Sejumlah anggota DPR mempertanyakan urgensi RUU Ketahanan Keluarga yang dinilai menyebabkan negara rentan masuk terlalu jauh ke ranah privat warga negara. Padahal, negara seharusnya hanya mengatur di ranah publik.
Oleh
RINI KUSTIASIH
·5 menit baca
JAKARTA, KOMPAS — Usulan Rancangan Undang-Undang Ketahanan Keluarga dikhawatirkan memicu masuknya negara terlalu jauh dalam urusan privat keluarga. Sejumlah anggota fraksi dari Badan Legislasi di Dewan Perwakilan Rakyat mempertanyakan kepentingan RUU Ketahanan Keluarga ini diajukan, mengingat sudah banyak ketentuan dan peraturan terkait yang mengatur kesejahteraan dan perlindungan kepada masing-masing anggota keluarga sebagai warga negara maupun satu keluarga yang utuh.
Pembahasan mengenai RUU Ketahanan Keluarga itu dilakukan kembali dalam rapat harmonisasi, pembulatan, dan pemantapan dengan Baleg DPR, Senin (21/9/2020), di Jakarta. RUU diusulkan oleh empat anggota DPR, yakni Ledia Hanifa dan Netty Prasetiyani (Partai Keadilan Sejahtera), Ali Taher (Partai Amanat Nasional), dan Sodik Mujahid (Gerindra).

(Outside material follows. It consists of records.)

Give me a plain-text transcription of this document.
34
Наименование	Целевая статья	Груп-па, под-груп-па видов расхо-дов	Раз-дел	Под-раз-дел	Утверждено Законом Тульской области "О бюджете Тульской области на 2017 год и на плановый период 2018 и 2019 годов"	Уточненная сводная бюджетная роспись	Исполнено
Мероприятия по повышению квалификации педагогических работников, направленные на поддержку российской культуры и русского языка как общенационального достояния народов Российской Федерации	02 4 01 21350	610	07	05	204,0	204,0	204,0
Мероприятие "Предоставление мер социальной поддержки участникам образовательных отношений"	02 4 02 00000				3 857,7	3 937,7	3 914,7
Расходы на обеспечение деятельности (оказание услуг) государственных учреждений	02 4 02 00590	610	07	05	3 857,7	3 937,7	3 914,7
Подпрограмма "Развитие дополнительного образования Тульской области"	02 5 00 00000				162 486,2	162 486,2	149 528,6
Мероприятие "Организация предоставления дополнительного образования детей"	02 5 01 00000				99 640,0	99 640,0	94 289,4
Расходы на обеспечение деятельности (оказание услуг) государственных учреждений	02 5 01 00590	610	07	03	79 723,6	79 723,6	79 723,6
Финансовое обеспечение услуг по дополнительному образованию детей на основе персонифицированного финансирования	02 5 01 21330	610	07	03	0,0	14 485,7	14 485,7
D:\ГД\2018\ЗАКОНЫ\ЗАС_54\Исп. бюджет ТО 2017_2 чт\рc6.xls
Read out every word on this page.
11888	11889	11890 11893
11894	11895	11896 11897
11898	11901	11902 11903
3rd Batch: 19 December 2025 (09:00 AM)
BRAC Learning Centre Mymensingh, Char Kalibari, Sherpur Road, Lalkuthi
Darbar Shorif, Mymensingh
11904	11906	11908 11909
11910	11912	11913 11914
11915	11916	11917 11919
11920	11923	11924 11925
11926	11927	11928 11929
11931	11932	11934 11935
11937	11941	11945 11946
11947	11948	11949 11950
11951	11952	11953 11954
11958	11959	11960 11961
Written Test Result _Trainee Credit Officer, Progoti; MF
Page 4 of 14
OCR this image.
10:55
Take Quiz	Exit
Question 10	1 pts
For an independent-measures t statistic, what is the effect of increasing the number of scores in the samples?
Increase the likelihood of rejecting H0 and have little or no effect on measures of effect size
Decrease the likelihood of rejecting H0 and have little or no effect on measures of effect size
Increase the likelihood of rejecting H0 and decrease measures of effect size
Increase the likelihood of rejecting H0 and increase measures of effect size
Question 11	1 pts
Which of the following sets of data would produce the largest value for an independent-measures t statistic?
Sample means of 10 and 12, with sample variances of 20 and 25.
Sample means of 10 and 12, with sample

Sodik mengatakan, selama ini kehadiran negara dalam membina keluarga sebagai lembaga belum mendalam dan terintegrasi. Lembaga lain, seperti institusi pendidikan, puskesmas, dan pesantren, disebutnya telah diatur oleh negara.
Ledia menuturkan, unsur-unsur pengaturan terhadap pribadi-pribadi yang sifatnya privat telah dihapuskan dari draf RUU Ketahanan Keluarga yang baru. Draf yang baru fokus kepada keluarga sebagai lembaga yang perlu dilindungi oleh negara.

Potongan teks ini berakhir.